Dr. Guang Wang, an Assistant Professor in the Computer Science Department, and his recent research has been recently published in the prestigious Thirty-Eighth AAAI Conference on Artificial Intelligence (AAAI-24). AAAI is recognized as one of the top conferences in the field of artificial intelligence. The paper title is “NondBREM: Nondeterministic Offline Reinforcement Learning for Large-scale Order Dispatching” and Dr. Guang Wang is the co-first author of this paper.

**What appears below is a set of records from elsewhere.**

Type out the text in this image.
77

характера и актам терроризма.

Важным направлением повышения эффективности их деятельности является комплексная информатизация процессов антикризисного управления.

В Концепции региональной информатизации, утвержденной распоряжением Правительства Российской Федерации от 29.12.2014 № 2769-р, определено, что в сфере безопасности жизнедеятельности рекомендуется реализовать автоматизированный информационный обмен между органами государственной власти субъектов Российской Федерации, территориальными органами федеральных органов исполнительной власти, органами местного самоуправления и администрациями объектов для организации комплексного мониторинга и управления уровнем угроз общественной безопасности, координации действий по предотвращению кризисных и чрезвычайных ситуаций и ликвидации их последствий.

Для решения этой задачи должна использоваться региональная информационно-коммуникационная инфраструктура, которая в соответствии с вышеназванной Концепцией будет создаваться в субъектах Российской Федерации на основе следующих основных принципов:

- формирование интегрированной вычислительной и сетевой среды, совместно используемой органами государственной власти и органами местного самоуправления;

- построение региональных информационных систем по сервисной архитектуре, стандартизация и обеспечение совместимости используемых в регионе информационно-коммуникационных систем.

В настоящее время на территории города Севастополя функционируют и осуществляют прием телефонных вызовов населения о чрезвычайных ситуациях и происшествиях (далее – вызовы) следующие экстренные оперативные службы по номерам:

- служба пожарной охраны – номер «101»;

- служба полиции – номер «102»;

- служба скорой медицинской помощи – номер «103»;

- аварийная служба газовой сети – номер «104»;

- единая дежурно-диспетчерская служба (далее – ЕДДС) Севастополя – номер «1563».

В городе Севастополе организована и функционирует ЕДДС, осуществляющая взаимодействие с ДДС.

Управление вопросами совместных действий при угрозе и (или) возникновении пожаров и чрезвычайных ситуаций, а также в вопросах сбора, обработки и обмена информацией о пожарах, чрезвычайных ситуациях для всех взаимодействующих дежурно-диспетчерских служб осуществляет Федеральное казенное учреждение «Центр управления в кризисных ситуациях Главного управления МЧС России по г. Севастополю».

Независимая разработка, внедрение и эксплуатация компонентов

This paper is the first work that utilizes the offline reinforcement learning framework to address the real-world large-scale order dispatching problem. The authors designed a new Nondeterministic Offline Reinforcement Learning algorithm called NondBREM to learn policy from only the accumulated logged data to avoid costly and unsafe interactions with the environment. In NondBREM, a Nondeterministic Batch- Constrained Q-learning module is developed to reduce the algorithm extrapolation error and a Random Ensemble Mixture module that integrates multiple value networks with multi-head networks is utilized to improve the model generalization and robustness. Extensive experiments on large-scale real-world ride-hailing datasets show the superiority of the design.

The paper was presented at the AAAI 2024 conference in Vancouver, Canada, in February and is set to be published by the AAAI Press in the conference proceedings.